The first massage treatment should be conservative, lasting one or two minutes only, followed by a day of rest for the treated part. The treatment is resumed on alternate days until the pain abates and full usage is returned, usually within 3 to 10 sessions. Appropriate application of ice following treatment is recommended.


Stripping strokes are one of the many massage techniques that therapists use everyday. This technique involves the application of slow, deep, gliding pressure along the length of the muscle fibers. Stripping strokes release and elongate tightened muscle and fascia, flush the muscles with fresh blood, and erase trigger points (trigger points are hyperirritable muscle tissue that refers pain). Stripping strokes are performed using the elbow, forearm, knuckles and thumb. The elbow and forearm are used for larger muscles, and the knuckles and thumbs are used for detail work and smaller muscles.

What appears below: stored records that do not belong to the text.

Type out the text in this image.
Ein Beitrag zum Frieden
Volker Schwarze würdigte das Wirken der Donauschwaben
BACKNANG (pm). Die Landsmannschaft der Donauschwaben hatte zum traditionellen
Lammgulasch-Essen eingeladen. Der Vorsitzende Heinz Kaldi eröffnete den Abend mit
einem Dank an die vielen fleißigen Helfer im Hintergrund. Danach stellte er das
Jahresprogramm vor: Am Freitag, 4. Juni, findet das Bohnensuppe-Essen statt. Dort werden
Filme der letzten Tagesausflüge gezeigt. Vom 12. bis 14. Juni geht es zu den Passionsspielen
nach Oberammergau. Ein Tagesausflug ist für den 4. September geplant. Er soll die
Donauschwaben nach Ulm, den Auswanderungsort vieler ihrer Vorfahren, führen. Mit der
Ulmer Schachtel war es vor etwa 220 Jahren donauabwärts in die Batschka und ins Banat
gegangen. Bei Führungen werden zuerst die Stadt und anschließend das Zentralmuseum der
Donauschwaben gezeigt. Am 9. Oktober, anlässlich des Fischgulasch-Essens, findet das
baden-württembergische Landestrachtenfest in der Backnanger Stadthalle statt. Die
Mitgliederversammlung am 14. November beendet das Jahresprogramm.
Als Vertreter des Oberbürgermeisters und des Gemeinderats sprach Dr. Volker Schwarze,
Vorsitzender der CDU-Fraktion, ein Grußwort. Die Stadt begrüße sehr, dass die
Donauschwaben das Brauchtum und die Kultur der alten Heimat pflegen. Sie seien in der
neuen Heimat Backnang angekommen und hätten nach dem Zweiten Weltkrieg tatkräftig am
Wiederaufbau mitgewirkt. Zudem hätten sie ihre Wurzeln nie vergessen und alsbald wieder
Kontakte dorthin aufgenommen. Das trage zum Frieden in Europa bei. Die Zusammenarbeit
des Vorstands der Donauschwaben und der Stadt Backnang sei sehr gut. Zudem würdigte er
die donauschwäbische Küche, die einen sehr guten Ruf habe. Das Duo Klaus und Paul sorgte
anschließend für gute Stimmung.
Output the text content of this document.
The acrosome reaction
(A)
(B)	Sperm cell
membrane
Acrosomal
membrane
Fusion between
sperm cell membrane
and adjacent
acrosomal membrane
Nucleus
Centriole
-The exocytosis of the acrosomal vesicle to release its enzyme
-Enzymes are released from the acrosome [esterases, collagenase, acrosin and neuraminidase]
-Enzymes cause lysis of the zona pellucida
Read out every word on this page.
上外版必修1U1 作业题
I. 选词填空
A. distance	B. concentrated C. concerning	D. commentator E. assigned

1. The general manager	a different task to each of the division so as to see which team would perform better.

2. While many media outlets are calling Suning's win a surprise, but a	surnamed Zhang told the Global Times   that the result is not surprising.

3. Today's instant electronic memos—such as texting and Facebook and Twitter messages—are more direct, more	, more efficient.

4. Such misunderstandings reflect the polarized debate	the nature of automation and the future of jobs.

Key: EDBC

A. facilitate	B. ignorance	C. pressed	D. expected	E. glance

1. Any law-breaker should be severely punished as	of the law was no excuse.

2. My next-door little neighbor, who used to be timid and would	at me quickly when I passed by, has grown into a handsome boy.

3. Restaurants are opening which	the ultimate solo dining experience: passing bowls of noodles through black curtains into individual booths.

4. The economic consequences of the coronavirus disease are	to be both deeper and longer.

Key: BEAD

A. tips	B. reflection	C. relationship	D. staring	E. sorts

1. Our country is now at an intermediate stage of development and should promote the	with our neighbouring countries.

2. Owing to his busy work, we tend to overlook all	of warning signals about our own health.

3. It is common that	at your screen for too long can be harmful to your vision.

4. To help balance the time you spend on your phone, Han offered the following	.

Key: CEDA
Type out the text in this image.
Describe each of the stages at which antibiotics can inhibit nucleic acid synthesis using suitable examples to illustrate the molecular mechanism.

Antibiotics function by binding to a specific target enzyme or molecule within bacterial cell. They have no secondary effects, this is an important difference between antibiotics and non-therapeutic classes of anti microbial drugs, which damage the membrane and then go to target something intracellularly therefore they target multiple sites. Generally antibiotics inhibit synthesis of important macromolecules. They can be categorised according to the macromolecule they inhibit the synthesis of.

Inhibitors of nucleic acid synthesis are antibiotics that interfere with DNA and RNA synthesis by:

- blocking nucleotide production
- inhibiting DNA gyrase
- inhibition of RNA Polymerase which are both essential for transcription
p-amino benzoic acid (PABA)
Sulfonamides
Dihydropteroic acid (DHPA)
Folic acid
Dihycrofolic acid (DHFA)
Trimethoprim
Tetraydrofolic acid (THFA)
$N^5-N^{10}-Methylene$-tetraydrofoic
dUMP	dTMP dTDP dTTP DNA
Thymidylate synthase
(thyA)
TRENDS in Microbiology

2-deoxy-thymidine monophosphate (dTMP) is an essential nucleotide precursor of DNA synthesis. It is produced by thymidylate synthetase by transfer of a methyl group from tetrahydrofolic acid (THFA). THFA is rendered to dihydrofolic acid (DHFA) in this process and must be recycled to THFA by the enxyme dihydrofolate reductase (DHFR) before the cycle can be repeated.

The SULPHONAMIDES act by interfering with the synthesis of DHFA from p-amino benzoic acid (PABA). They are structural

Sternocleidomastoid trigger points


Dr. Janet Travell, author of Myofascial Pain and Dysfunction, identifies a trigger point (TP) as a hyperirritable neuromuscular point that is painful when compressed, and is associated with dysfunctional neurological reflex circuits. Translated into English, this is an area that gets so irritated that the body misinterprets the signal, causing the person to feel as if the pain is coming from somewhere else. About 70% of the time an area will refer pain to a predictable spot, and these are shown on trigger point charts. But each of us is different, and many times people will have unique referral patterns. Unique referral patterns can be caused by a facilitated pathway. This means that when a person has a long term area of inflammation, the body will become used to sending and receiving nerve signals from that area. With a facilitated pathway, new injuries will refer pain to the old injury. Trigger point therapy can help reduce facilitated pathways, returning the nerve pathways to a more normal functioning.
Trigger points are found in muscle tissue or its associated fascia, located in a taut band of fibers. Deactivating a trigger point relieves the local impaired mobility and pain due to muscular and vascular restriction, and reflexively improves the associated referred pain and dysfunction. In english this means that by pushing on a trigger point area, the referral pain goes away, and the tight muscle under your thumb softens and relaxes.

Knowing about trigger points is important because where people feel pain is not always where it is originating. For example people usually feel infaspinatus pain deep in the front of the shoulder, while they feel subscapularis pain in the posterior shoulder. It is also important to use resistance tests to assess the muscle & tendon, and range of motion tests to test the joint capsule.